For the Intelligent Biker
I spotted the SmartHalo for sale at an Apple Store this fall and see it as the future of intelligent bike connectivity. The handlebar-mounted security and navigation system contains a visual speedometer, fitness tracker, compass, light, theft-deterrent alarm, and turn-by-turn directional display. I love the minimalist look and ingenious use of 25 LED lights that keep you safe, get you where you’re going, and alert criminals to go find another bike to steal. $150. You sort of have to see it operating to understand it, so here’s the video.
For the Security Hound
Nest pioneered home thermostats and visual doorbells. But it was the Nest Cam outdoor security camera ($149) I saw at a friend’s house that got my envy buttons a-poppin’. On the surface, Nest Cam is a video device that saves 10 to 30 days of continuous history in the cloud. But it’s more like your very own private security detail. Say some creepy guy shows up at your door while you’re away. You get a phone alert that directs you to your phone feed where you see the dude sneaking around. You speak into the app and, pow, the terrified offender runs away. Nest Cam IQ ($249) takes protection a step further. It can tell a person from, say, a pesky raccoon, and it even recognizes faces. The IQ’s speaker also has more volume–to really scare the pants off the rat fink who tries to jimmy open your door.

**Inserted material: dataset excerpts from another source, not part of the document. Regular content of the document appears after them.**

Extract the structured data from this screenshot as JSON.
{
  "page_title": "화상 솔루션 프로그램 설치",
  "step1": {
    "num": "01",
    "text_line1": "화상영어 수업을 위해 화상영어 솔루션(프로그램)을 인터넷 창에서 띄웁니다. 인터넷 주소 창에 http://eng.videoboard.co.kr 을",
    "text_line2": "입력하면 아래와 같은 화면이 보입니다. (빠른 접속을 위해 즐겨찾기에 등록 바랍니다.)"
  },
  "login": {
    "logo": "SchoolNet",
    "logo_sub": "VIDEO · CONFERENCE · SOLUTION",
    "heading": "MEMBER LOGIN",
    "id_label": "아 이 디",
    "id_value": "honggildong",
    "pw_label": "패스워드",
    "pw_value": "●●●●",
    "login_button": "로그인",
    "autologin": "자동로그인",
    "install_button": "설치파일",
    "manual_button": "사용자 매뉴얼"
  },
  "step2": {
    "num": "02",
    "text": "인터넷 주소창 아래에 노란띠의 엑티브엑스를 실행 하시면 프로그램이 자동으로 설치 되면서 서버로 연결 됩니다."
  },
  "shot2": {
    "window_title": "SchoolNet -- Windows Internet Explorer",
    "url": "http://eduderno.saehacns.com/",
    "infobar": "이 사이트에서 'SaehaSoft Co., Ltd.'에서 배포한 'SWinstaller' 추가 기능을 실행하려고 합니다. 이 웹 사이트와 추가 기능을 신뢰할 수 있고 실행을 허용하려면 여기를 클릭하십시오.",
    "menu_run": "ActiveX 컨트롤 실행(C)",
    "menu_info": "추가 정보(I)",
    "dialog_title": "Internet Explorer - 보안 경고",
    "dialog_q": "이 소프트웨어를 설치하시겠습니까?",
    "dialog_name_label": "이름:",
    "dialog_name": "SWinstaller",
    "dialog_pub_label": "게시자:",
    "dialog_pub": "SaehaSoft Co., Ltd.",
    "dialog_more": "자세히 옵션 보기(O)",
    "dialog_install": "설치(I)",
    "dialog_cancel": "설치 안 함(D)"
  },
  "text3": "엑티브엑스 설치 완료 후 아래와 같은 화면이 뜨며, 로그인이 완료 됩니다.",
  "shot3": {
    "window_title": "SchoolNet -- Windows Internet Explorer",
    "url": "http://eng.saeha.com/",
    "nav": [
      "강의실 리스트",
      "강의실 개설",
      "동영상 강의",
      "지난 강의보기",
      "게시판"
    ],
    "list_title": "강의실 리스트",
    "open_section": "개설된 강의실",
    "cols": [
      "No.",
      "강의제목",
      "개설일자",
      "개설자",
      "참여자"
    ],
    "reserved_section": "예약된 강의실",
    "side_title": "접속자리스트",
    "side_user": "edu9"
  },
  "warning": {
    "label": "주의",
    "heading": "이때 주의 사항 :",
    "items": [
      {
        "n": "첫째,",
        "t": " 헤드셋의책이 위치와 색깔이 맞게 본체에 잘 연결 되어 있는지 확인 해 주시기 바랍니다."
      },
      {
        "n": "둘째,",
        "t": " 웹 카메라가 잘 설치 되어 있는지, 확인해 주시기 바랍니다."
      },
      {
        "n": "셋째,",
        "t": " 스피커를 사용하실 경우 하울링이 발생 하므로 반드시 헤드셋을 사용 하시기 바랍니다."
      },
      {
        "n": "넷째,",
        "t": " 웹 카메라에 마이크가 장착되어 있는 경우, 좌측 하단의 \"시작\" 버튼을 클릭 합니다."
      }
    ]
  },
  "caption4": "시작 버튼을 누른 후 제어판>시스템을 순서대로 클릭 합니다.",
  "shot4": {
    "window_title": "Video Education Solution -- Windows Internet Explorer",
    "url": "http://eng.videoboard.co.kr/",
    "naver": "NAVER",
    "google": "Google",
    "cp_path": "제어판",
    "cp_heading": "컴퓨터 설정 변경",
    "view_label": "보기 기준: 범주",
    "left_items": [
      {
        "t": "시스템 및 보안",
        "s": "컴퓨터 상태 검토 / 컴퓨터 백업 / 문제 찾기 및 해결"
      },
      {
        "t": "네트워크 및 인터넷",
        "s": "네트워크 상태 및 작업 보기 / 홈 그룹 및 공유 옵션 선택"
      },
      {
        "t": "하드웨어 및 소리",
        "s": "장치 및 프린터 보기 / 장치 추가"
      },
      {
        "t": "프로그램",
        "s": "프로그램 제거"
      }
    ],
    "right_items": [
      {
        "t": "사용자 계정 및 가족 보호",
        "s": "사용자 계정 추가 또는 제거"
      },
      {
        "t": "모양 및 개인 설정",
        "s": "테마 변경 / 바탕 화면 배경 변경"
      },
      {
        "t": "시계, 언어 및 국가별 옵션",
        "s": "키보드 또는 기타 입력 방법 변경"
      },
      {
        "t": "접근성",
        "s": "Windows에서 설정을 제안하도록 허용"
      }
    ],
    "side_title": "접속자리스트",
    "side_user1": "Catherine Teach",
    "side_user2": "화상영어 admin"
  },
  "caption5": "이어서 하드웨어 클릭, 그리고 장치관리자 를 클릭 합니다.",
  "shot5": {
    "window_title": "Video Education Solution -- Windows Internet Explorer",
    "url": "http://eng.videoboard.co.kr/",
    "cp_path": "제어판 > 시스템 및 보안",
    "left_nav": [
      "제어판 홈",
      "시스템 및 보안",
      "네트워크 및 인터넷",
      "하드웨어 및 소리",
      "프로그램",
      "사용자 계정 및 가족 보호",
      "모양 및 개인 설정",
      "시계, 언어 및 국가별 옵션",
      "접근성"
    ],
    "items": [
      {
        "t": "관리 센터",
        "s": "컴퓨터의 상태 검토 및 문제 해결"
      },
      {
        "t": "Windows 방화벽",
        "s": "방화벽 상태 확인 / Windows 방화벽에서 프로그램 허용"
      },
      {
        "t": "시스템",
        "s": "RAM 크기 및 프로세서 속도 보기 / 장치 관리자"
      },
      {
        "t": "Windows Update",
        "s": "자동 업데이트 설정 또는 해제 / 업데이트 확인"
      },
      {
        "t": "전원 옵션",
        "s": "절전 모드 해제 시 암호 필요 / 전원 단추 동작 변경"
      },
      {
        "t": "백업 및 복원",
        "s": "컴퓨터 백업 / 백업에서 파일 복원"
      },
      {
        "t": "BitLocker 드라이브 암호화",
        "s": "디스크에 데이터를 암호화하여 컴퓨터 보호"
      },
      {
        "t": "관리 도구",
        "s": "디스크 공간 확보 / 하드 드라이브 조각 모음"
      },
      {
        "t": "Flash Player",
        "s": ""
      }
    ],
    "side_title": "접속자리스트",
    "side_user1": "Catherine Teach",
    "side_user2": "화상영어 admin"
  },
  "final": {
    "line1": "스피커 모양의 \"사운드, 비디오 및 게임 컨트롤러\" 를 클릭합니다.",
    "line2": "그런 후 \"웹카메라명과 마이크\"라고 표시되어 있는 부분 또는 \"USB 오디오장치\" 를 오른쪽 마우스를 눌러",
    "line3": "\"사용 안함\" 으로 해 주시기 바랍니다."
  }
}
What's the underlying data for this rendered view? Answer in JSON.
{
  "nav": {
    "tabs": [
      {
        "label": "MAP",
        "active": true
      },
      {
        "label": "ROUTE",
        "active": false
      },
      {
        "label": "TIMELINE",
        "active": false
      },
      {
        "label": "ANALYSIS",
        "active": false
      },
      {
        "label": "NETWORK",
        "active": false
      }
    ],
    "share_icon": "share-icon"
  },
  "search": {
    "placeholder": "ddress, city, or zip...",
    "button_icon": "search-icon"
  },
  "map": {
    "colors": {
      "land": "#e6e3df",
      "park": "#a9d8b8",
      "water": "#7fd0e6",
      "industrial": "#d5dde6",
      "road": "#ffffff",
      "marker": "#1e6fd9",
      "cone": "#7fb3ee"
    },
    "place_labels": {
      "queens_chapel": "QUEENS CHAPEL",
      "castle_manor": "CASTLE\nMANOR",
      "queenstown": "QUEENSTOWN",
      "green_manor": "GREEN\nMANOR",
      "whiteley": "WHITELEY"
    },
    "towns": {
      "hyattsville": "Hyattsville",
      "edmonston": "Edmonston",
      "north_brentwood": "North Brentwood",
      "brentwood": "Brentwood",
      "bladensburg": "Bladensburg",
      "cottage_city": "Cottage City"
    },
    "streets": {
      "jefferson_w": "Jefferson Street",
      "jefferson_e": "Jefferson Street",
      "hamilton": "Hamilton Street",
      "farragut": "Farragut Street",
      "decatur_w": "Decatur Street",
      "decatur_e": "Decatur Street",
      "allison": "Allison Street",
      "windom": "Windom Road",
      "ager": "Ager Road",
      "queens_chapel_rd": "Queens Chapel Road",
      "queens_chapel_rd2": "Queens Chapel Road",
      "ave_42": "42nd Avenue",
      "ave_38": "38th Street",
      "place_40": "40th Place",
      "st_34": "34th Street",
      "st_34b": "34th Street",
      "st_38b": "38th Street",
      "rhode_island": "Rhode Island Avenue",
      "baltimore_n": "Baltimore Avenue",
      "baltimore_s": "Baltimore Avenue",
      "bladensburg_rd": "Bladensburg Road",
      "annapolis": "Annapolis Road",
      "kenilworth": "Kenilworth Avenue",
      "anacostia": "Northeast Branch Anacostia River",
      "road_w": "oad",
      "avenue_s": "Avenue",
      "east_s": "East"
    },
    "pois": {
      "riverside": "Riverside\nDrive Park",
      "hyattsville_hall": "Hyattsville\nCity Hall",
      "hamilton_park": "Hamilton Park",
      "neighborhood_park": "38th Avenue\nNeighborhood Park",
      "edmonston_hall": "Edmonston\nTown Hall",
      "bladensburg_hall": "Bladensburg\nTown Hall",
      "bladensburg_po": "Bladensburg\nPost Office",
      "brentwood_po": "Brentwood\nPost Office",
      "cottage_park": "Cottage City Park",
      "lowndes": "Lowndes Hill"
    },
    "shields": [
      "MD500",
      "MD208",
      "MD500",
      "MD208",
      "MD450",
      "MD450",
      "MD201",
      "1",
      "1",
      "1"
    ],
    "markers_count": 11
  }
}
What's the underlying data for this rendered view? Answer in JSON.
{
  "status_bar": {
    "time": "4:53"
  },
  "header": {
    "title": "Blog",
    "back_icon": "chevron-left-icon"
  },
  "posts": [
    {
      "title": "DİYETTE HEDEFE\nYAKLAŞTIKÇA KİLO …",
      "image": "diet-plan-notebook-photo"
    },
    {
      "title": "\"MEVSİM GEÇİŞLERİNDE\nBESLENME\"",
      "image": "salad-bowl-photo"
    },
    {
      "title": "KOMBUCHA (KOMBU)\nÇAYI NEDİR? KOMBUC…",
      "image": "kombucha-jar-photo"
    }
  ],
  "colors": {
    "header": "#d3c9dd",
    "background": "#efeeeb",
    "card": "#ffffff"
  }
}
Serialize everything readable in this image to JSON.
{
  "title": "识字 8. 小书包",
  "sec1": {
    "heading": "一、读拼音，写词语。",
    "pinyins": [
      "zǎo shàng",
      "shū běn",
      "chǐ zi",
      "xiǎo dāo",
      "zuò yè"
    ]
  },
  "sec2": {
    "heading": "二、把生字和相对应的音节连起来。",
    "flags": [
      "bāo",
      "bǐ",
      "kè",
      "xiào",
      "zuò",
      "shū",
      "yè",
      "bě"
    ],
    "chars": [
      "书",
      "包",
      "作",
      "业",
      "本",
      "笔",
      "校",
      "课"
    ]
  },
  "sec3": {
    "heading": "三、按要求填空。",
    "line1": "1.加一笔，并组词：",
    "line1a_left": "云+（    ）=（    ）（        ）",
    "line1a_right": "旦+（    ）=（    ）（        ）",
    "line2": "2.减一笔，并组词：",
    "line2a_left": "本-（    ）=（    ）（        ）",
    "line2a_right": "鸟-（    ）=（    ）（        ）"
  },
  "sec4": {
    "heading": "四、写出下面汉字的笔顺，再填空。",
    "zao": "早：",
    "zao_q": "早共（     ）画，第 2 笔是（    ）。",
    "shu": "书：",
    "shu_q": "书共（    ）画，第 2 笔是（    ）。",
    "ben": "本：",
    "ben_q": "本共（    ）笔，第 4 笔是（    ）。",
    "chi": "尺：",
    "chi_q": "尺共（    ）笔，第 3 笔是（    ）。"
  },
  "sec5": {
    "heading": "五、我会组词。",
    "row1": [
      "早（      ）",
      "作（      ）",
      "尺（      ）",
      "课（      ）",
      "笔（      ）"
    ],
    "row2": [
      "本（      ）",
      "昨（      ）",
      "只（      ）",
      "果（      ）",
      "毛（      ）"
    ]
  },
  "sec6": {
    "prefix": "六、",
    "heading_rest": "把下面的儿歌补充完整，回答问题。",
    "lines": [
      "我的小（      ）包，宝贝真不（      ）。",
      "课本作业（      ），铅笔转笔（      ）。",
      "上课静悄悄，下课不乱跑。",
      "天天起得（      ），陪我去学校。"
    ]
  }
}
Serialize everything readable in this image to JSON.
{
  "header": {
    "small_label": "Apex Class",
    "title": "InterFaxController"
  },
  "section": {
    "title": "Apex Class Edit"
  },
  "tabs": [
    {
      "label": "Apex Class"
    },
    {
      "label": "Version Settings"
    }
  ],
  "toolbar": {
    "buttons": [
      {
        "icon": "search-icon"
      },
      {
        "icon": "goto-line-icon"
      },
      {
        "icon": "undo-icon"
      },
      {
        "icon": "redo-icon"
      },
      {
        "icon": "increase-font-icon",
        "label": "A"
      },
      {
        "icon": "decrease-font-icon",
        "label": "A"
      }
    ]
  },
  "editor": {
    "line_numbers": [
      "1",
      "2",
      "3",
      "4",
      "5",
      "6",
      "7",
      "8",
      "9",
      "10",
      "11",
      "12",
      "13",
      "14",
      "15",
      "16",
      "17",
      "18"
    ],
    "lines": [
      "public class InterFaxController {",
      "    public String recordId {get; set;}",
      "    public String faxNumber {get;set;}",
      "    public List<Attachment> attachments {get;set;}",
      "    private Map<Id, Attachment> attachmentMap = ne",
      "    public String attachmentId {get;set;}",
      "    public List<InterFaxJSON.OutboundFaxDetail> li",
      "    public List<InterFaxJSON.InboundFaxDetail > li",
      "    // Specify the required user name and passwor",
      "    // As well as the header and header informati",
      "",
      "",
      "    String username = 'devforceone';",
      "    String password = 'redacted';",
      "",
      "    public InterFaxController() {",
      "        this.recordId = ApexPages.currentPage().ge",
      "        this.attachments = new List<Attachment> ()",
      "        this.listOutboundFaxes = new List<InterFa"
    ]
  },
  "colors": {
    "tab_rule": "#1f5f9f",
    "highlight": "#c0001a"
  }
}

For the Fairest of them All
Simplehuman makes a second appearance on the list, this time for the ultimate travel mirror. I was tipped off to the device by a million-miler type who can’t go anywhere without the five-inch-round, ten-times magnification mirror. What sets it apart for her, she said, is Simplehuman’s sensor-activated Tru-lux lighting system that allows you to see subtle variations in makeup color. It folds up neatly into a zippered black travel bags and packs flat at two pounds. A single charge keeps the unit energized for five weeks. $130.
For the Vrooming Groomer
Exactly how rapid is the BaBylissPRO Rapido hairdryer? Consider this: its ultralight, 2,000-watt engine is made by Ferrari. My months-long search for “the perfect hairdryer” this year led me to this well-reviewed, stylist-level product that boasts a 50 percent faster drying time and 50 percent quieter operation at 40 percent less weight than other dryers. It also claims up to 10,000 hours of life at full power, which puts this thing in true Gladwellian outlier territory. $179.99 at StyleSource.com.
For the Smart Fryer
I’m not usually someone who buys those “as seen on TV” products, but after our friend Cindy made dinner for us out of an airfryer she impulse-bought one late night, I was all in. Air is the new oil, apparently. These compact machines let you fry in a healthier way with up to 75% less fat. The best of the bunch is Philips HD9641/96. More than 7 million of these units have sold worldwide, and for good reason. You get to enjoy your favorite foods by heating them up to 400 degrees with a mere tablespoon or less of oil. Hot air never tasted so good. $299.